Поместье в землях костромских досталось по наследству от Бориса, и все здесь было, как при девере. Кормилец государев любил богатство, пышность, и по его приказу опочивальню нарядили по-царски: ковры персидские, парча, шелка, а ложе все во злате, и на резных столбах узорный кров – суть, балдахин. За ним иконостас с лампадами и множество свечей пылающих – Офелий расстарался, того гляди, дом загорится… Боярыня служанок оттолкнула, присела на постель. В сей час бы суд свершить! За косы оттаскать и плетью по хребтам, чтоб не творили срама! Ишь, что удумали – над страстотерпцем надсмехаться, позор чинить убогому. Но вспомнила, как Федор рубаху задирал, показывал святые мощи – и уняла свой пыл.
– Ступайте спать… Сама…
Они в тот час же удалились, и лишь Офелий все еще бдил у двери, сопел и что-то бормотал – возможно, и молился, окаянный… К имению он был приставлен еще покойным мужем и вроде бы служил исправно, а умер Глеб, вмиг разнуздался и, видимо, решил, он господин здесь. Дойдут ли руки у вдовы Скорбящей? Таких поместий у нее чуть ли не дюжина, где ей поспеть, а Глебович так мал еще и, слышно, не жаждет управлять…
В опочивальне стало душно, жар от свечей клубился и колыхал парчу – где тут уснуть? Сбирая огоньки, как мотыльков, боярыня все свечи погасила, оставила одну и окна отворила. Мгла ворвалась в покои вкупе со звездами и криком птиц полуночных. Она вздохнула облегченно, после чего толкнула дверь.
– Иди-ка с Богом, басурман…
– Не погуби, сестрица! – Сродник на колена пал и от волненья коснулся бороды огнем – запахло мерзко. – Детей двенадцать душ!..
– Все от одной жены?
– Меня оговорили! Ей-ей же, чист душой и нрава кроткого! По-христиански жил, с одной женой, она и деток нарожала. Коль наболтали, с вдовицами блудил, и понесли они, а дабы грех укрыть, детей жене отдали – ложь несусветная!

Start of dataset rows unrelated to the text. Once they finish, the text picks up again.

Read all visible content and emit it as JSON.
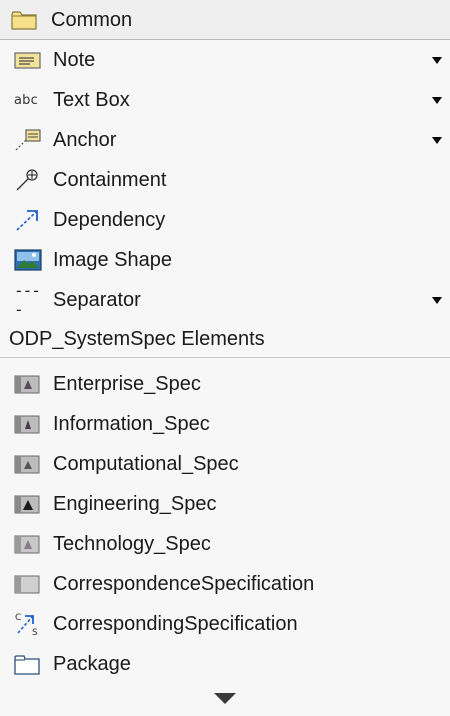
{
  "common": {
    "title": "Common",
    "icon": "folder-icon",
    "items": [
      {
        "label": "Note",
        "icon": "note-icon",
        "has_dropdown": true
      },
      {
        "label": "Text Box",
        "icon": "abc",
        "has_dropdown": true
      },
      {
        "label": "Anchor",
        "icon": "anchor-icon",
        "has_dropdown": true
      },
      {
        "label": "Containment",
        "icon": "containment-icon",
        "has_dropdown": false
      },
      {
        "label": "Dependency",
        "icon": "dependency-icon",
        "has_dropdown": false
      },
      {
        "label": "Image Shape",
        "icon": "image-icon",
        "has_dropdown": false
      },
      {
        "label": "Separator",
        "icon": "----",
        "has_dropdown": true
      }
    ]
  },
  "odp": {
    "title": "ODP_SystemSpec Elements",
    "items": [
      {
        "label": "Enterprise_Spec",
        "icon": "enterprise-spec-icon"
      },
      {
        "label": "Information_Spec",
        "icon": "information-spec-icon"
      },
      {
        "label": "Computational_Spec",
        "icon": "computational-spec-icon"
      },
      {
        "label": "Engineering_Spec",
        "icon": "engineering-spec-icon"
      },
      {
        "label": "Technology_Spec",
        "icon": "technology-spec-icon"
      },
      {
        "label": "CorrespondenceSpecification",
        "icon": "correspondence-specification-icon"
      },
      {
        "label": "CorrespondingSpecification",
        "icon": "corresponding-specification-icon"
      },
      {
        "label": "Package",
        "icon": "package-icon"
      }
    ]
  },
  "colors": {
    "palette_bg": "#f7f7f7",
    "header_bg": "#efefef",
    "folder_yellow": "#f6e08a",
    "dependency_blue": "#1f5fc8"
  }
}
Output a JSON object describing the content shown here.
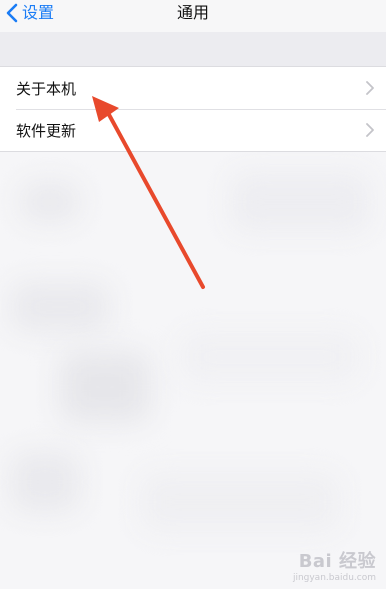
{
  "nav": {
    "back_label": "设置",
    "title": "通用"
  },
  "list": {
    "items": [
      {
        "label": "关于本机"
      },
      {
        "label": "软件更新"
      }
    ]
  },
  "watermark": {
    "main": "Bai 经验",
    "sub": "jingyan.baidu.com"
  },
  "colors": {
    "accent": "#1a7cf5",
    "arrow": "#e8492c"
  },
  "icons": {
    "back": "chevron-left-icon",
    "row_arrow": "chevron-right-icon",
    "annotation": "red-arrow"
  }
}
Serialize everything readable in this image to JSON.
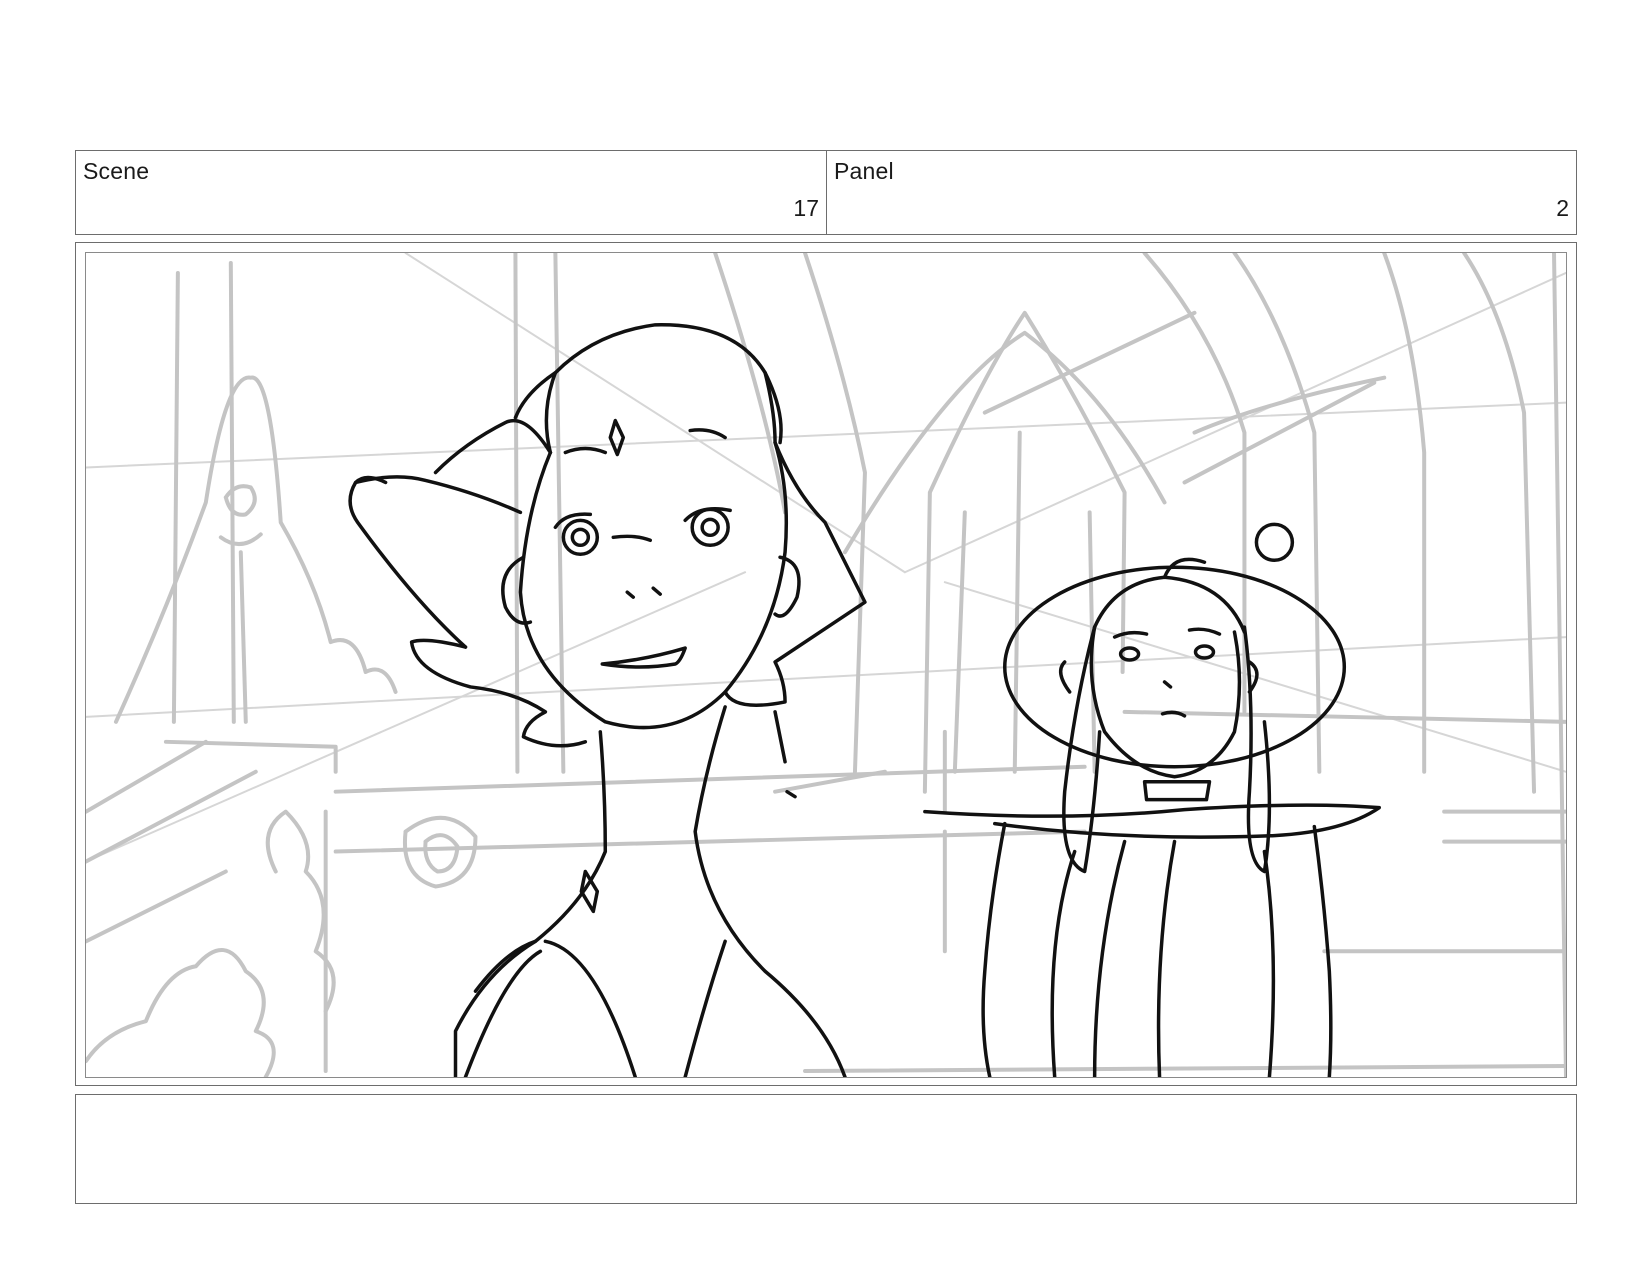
{
  "header": {
    "scene_label": "Scene",
    "scene_number": "17",
    "panel_label": "Panel",
    "panel_number": "2"
  },
  "notes": {
    "text": ""
  }
}
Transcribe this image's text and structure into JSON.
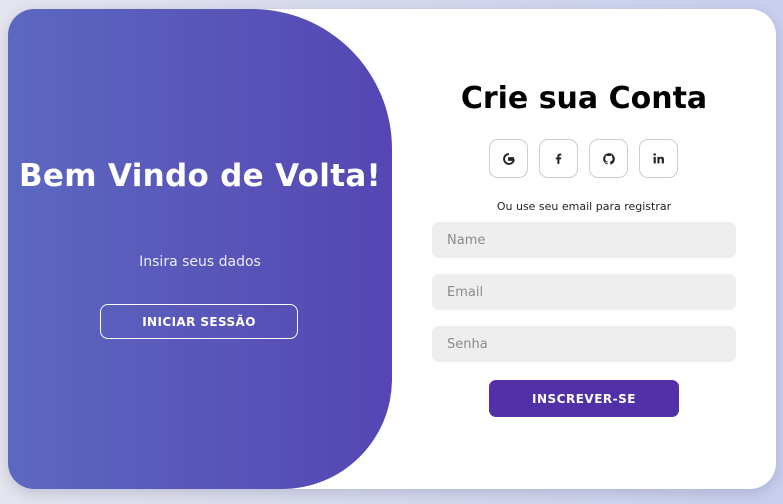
{
  "welcome": {
    "title": "Bem Vindo de Volta!",
    "subtitle": "Insira seus dados",
    "signin_button": "INICIAR SESSÃO"
  },
  "signup": {
    "title": "Crie sua Conta",
    "social_icons": [
      "google-icon",
      "facebook-icon",
      "github-icon",
      "linkedin-icon"
    ],
    "hint": "Ou use seu email para registrar",
    "fields": {
      "name_placeholder": "Name",
      "email_placeholder": "Email",
      "password_placeholder": "Senha"
    },
    "submit_button": "INSCREVER-SE"
  },
  "colors": {
    "panel_gradient_start": "#5c68c0",
    "panel_gradient_end": "#5546b3",
    "primary_button": "#5230a8",
    "input_background": "#eeeeee"
  }
}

– Завтра мне ответишь, – рукой махнула. – Ступай и помолись.
Послушавшись, побрел к двери, однако спохватился, десницу вскинул с двоеперстьем.
– А ежели сказали, что я по новому обряду… И кукишем крещусь, то лгут!
– И не гневи меня!
Офелий сник, обвял и, за порог шагнув, дверь притворил смиренно, однако ветер вновь распахнул ее и загасил свечу. Скорбящей стало страшно.
– Постой, Офелий!.. Пришли мне няню! Тот вмиг вернулся, осветил ее и выпучил глаза.
– Кого прислать?
– Да нянюшку мою, Агнею! Жива она?
– Жива-то вроде бы жива, – замялся сродник. – Но больно уж стара и разумом… Ну, истинно, дитя. Не ест уж и не пьет…
– А кормишь ли ее?
– Не то! Как ты велела, госпожа! Но видит Бог, за стол с собой сажу – не прикоснется к пище. Все просится домой…
– Домой?.. Куда ж домой, коль родом из сих мест?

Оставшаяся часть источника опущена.